"My imagination is running riot tonight," she thought in disgust. "There's no one here."

She started toward the stairway, but paused, unable to rid herself of the conviction that all was not as it should be. Then her light chanced to focus for an instant upon an old trunk in one corner of the room. Beside it in a crumpled heap lay an old rug.

From her father Penny had learned to be an unusually keen observer. She was positive that upon her last visit to the storeroom, the carpet had covered the trunk, protecting it from dust.

Summoning her courage, she cautiously approached the trunk. She paused to listen again. Distinctly, she could hear the sound of soft breathing.

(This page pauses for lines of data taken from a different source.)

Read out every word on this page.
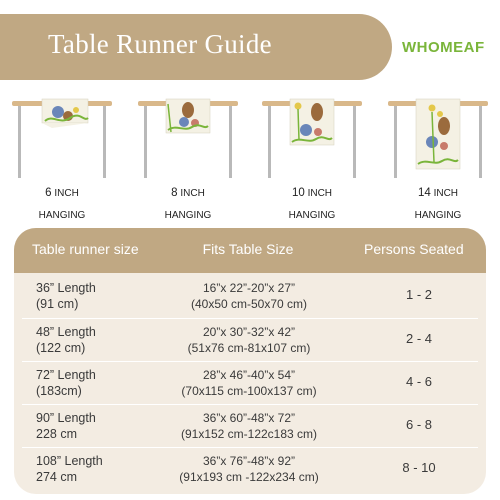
Table Runner Guide	WHOMEAF
6 INCH
HANGING
8 INCH
HANGING
10 INCH
HANGING
14 INCH
HANGING
Table runner size	Fits Table Size	Persons Seated
36” Length
(91 cm)
16”x 22”-20”x 27”
(40x50 cm-50x70 cm)
1 - 2
48” Length
(122 cm)
20”x 30”-32”x 42”
(51x76 cm-81x107 cm)
2 - 4
72” Length
(183cm)
28”x 46”-40”x 54”
(70x115 cm-100x137 cm)
4 - 6
90” Length
228 cm
36”x 60”-48”x 72”
(91x152 cm-122c183 cm)
6 - 8
108” Length
274 cm
36”x 76”-48”x 92”
(91x193 cm -122x234 cm)
8 - 10
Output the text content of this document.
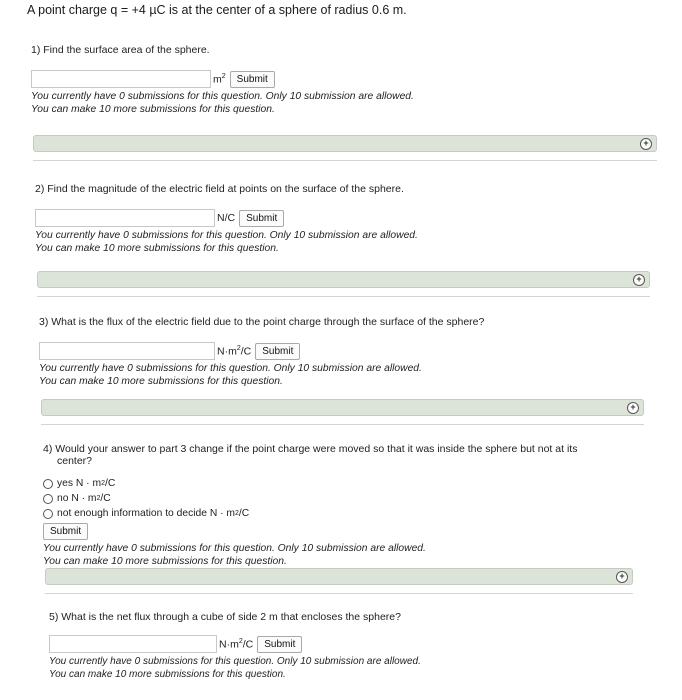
A point charge q = +4 µC is at the center of a sphere of radius 0.6 m.
1) Find the surface area of the sphere.
$m^2$	Submit
You currently have 0 submissions for this question. Only 10 submission are allowed.
You can make 10 more submissions for this question.
+
2) Find the magnitude of the electric field at points on the surface of the sphere.
N/C	Submit
You currently have 0 submissions for this question. Only 10 submission are allowed.
You can make 10 more submissions for this question.
+
3) What is the flux of the electric field due to the point charge through the surface of the sphere?
$N\cdot m^2/C$	Submit
You currently have 0 submissions for this question. Only 10 submission are allowed.
You can make 10 more submissions for this question.
+
4) Would your answer to part 3 change if the point charge were moved so that it was inside the sphere but not at its
center?
yes N · m 2 /C
no N · m 2 /C
not enough information to decide N · m 2 /C
Submit
You currently have 0 submissions for this question. Only 10 submission are allowed.
You can make 10 more submissions for this question.
+
5) What is the net flux through a cube of side 2 m that encloses the sphere?
$N\cdot m^2/C$	Submit
You currently have 0 submissions for this question. Only 10 submission are allowed.
You can make 10 more submissions for this question.
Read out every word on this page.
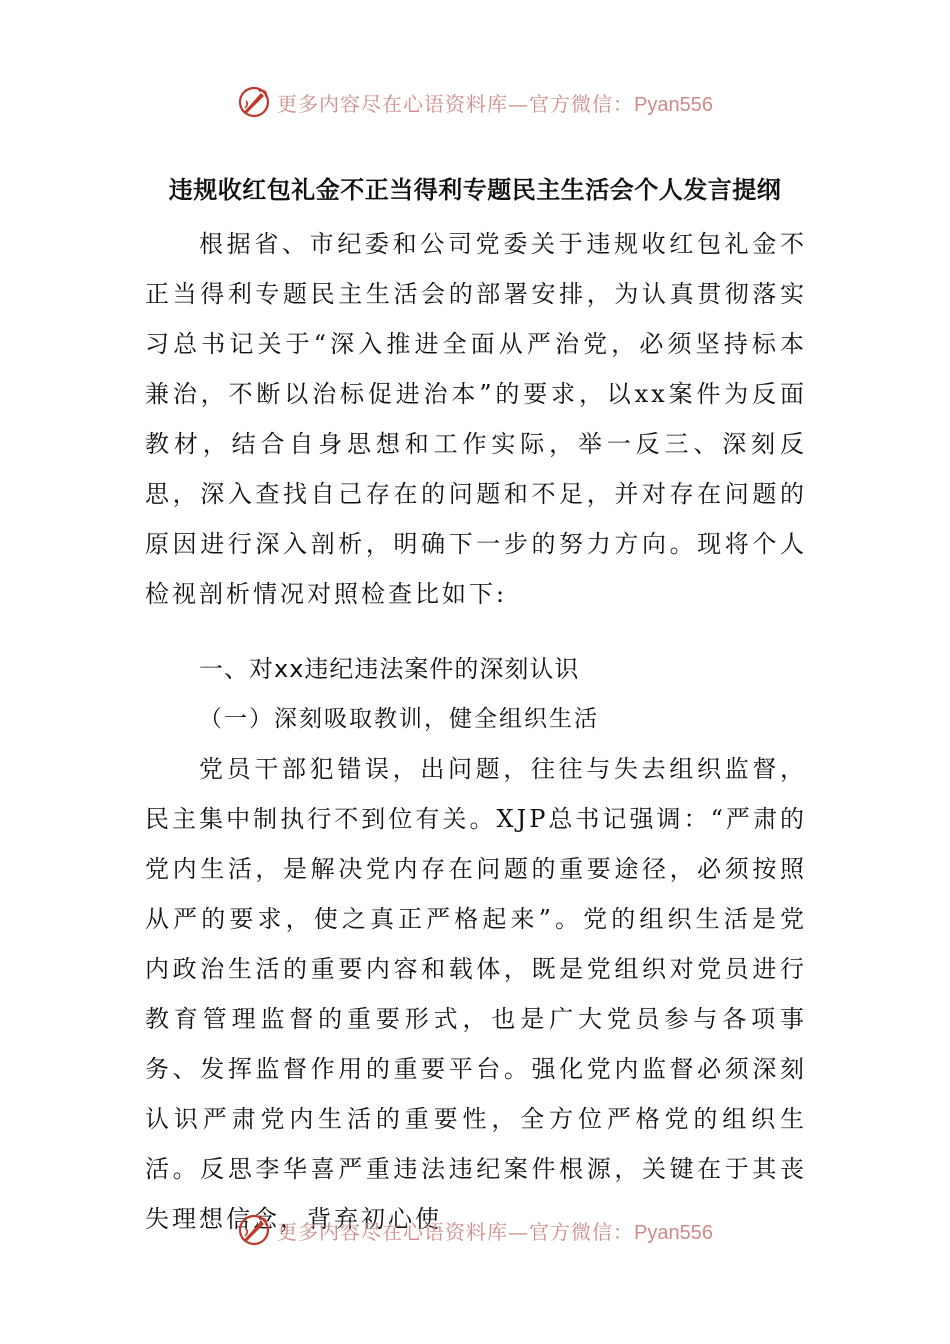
更多内容尽在心语资料库—官方微信：Pyan556
违规收红包礼金不正当得利专题民主生活会个人发言提纲

根据省、市纪委和公司党委关于违规收红包礼金不正当得利专题民主生活会的部署安排，为认真贯彻落实习总书记关于“深入推进全面从严治党，必须坚持标本兼治，不断以治标促进治本”的要求，以xx案件为反面教材，结合自身思想和工作实际，举一反三、深刻反思，深入查找自己存在的问题和不足，并对存在问题的原因进行深入剖析，明确下一步的努力方向。现将个人检视剖析情况对照检查比如下:

一、对xx违纪违法案件的深刻认识

（一）深刻吸取教训，健全组织生活

党员干部犯错误，出问题，往往与失去组织监督，民主集中制执行不到位有关。XJP总书记强调：“严肃的党内生活，是解决党内存在问题的重要途径，必须按照从严的要求，使之真正严格起来”。党的组织生活是党内政治生活的重要内容和载体，既是党组织对党员进行教育管理监督的重要形式，也是广大党员参与各项事务、发挥监督作用的重要平台。强化党内监督必须深刻认识严肃党内生活的重要性，全方位严格党的组织生活。反思李华喜严重违法违纪案件根源，关键在于其丧失理想信念，背弃初心使

更多内容尽在心语资料库—官方微信：Pyan556
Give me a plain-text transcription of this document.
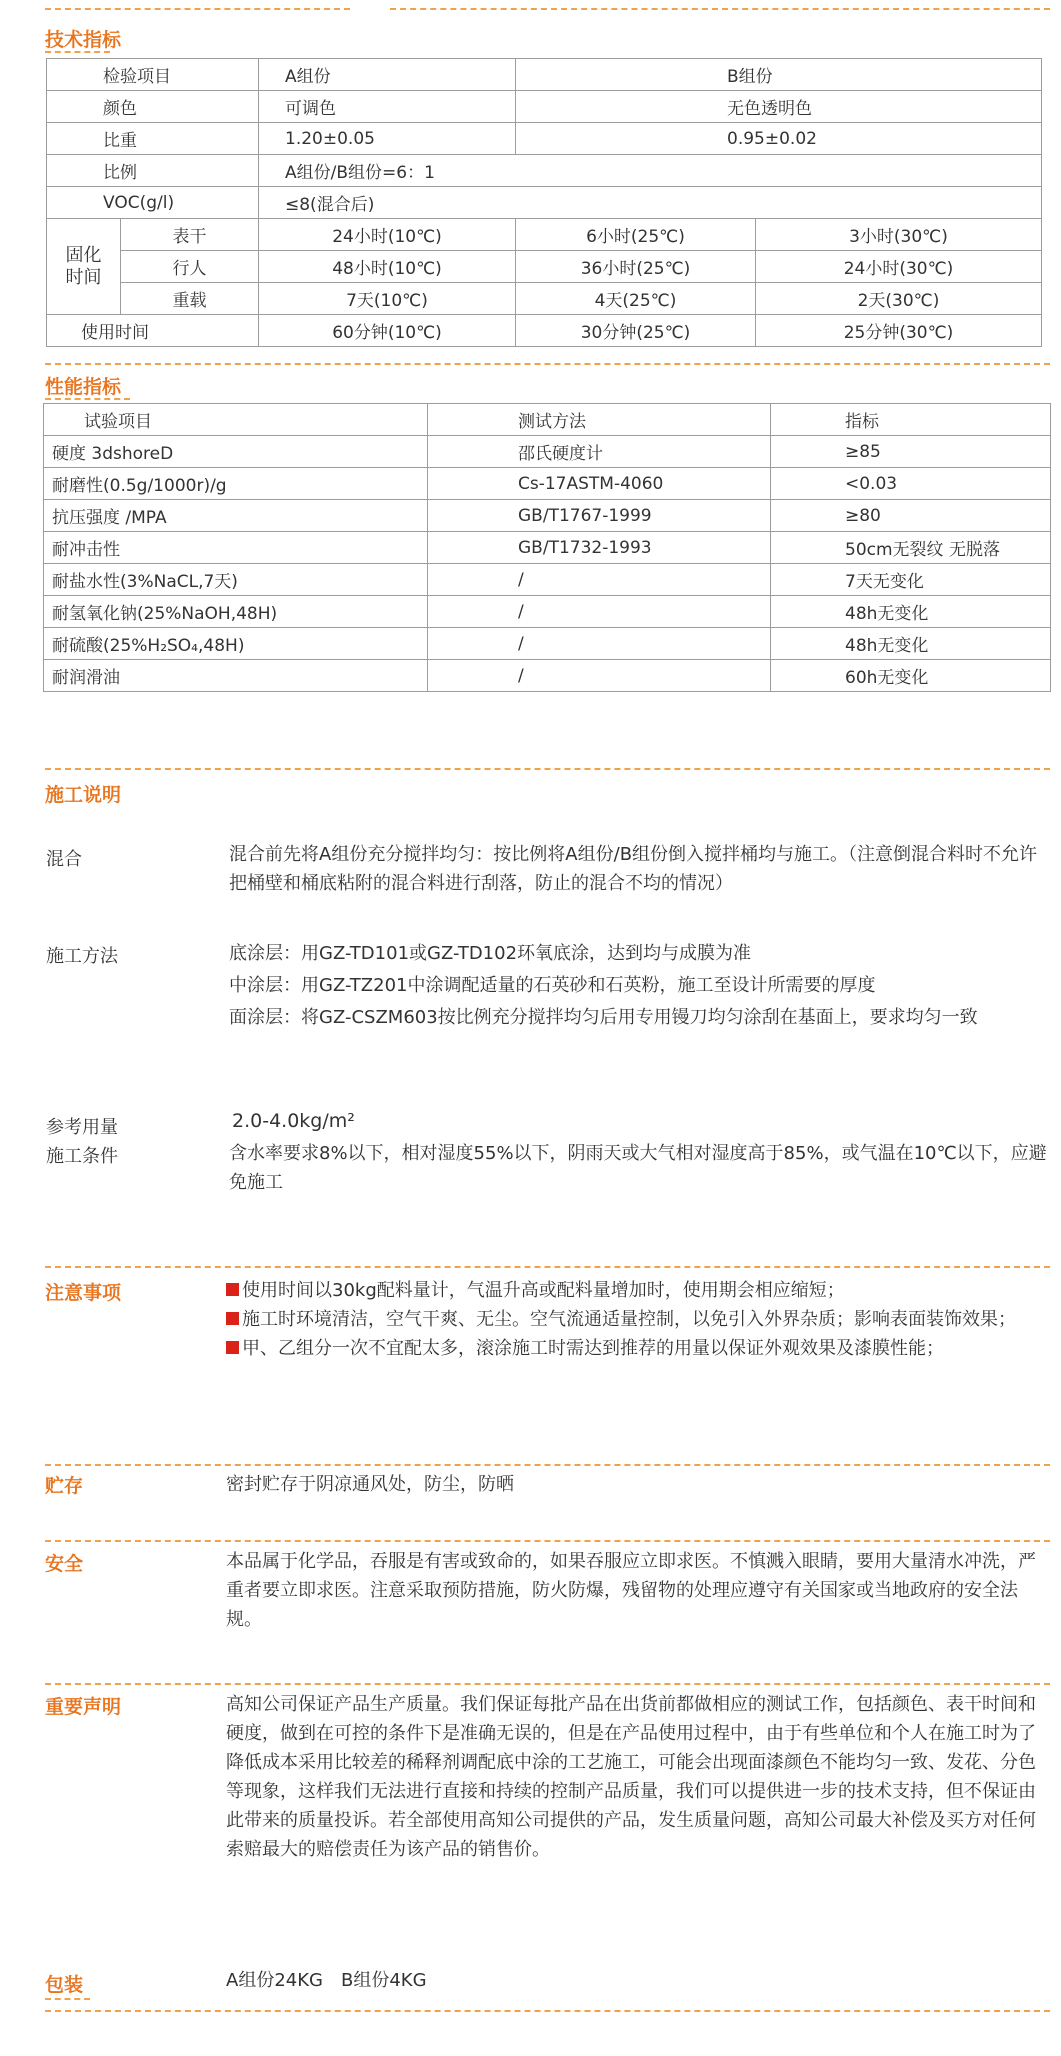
技术指标
检验项目		A组份	B组份	
颜色		可调色	无色透明色	
比重		1.20±0.05	0.95±0.02	
比例		A组份/B组份=6：1		
VOC(g/l)		≤8(混合后)		
固化时间	表干	24小时(10℃)	6小时(25℃)	3小时(30℃)
	行人	48小时(10℃)	36小时(25℃)	24小时(30℃)
	重载	7天(10℃)	4天(25℃)	2天(30℃)
使用时间		60分钟(10℃)	30分钟(25℃)	25分钟(30℃)
性能指标
试验项目	测试方法	指标
硬度 3dshoreD	邵氏硬度计	≥85
耐磨性(0.5g/1000r)/g	Cs-17ASTM-4060	<0.03
抗压强度 /MPA	GB/T1767-1999	≥80
耐冲击性	GB/T1732-1993	50cm无裂纹 无脱落
耐盐水性(3%NaCL,7天)	/	7天无变化
耐氢氧化钠(25%NaOH,48H)	/	48h无变化
耐硫酸(25%H₂SO₄,48H)	/	48h无变化
耐润滑油	/	60h无变化
施工说明
混合	混合前先将A组份充分搅拌均匀：按比例将A组份/B组份倒入搅拌桶均与施工。（注意倒混合料时不允许把桶壁和桶底粘附的混合料进行刮落，防止的混合不均的情况）
施工方法	底涂层：用GZ-TD101或GZ-TD102环氧底涂，达到均与成膜为准
中涂层：用GZ-TZ201中涂调配适量的石英砂和石英粉，施工至设计所需要的厚度
面涂层：将GZ-CSZM603按比例充分搅拌均匀后用专用镘刀均匀涂刮在基面上，要求均匀一致
参考用量	2.0-4.0kg/m²
施工条件	含水率要求8%以下，相对湿度55%以下，阴雨天或大气相对湿度高于85%，或气温在10℃以下，应避免施工
注意事项	使用时间以30kg配料量计，气温升高或配料量增加时，使用期会相应缩短；
施工时环境清洁，空气干爽、无尘。空气流通适量控制，以免引入外界杂质；影响表面装饰效果；
甲、乙组分一次不宜配太多，滚涂施工时需达到推荐的用量以保证外观效果及漆膜性能；
贮存	密封贮存于阴凉通风处，防尘，防晒
安全	本品属于化学品，吞服是有害或致命的，如果吞服应立即求医。不慎溅入眼睛，要用大量清水冲洗，严重者要立即求医。注意采取预防措施，防火防爆，残留物的处理应遵守有关国家或当地政府的安全法规。
重要声明	高知公司保证产品生产质量。我们保证每批产品在出货前都做相应的测试工作，包括颜色、表干时间和硬度，做到在可控的条件下是准确无误的，但是在产品使用过程中，由于有些单位和个人在施工时为了降低成本采用比较差的稀释剂调配底中涂的工艺施工，可能会出现面漆颜色不能均匀一致、发花、分色等现象，这样我们无法进行直接和持续的控制产品质量，我们可以提供进一步的技术支持，但不保证由此带来的质量投诉。若全部使用高知公司提供的产品，发生质量问题，高知公司最大补偿及买方对任何索赔最大的赔偿责任为该产品的销售价。
包装	A组份24KG　B组份4KG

Suddenly she flung back the lid. A man cowered inside.

"Don't make a move," Penny warned coolly, blinding him with the light. Protected as she was by the darkness, he could not know that she had no weapon.

"Don't shoot!" he pleaded, stepping from the trunk with hands held above his head.

It was then that Penny observed that her prisoner was a mere boy. He did not appear to be more than a year or two older than herself.

"March down the stairs in front of me and don't try any tricks," she ordered, trying to keep her voice steady.

She had grown a little frightened at her own daring. It appeared reasonable to suppose that the youth she had captured was the same crook whom the police had warned her against and yet the boy seemed too young to be a hardened criminal.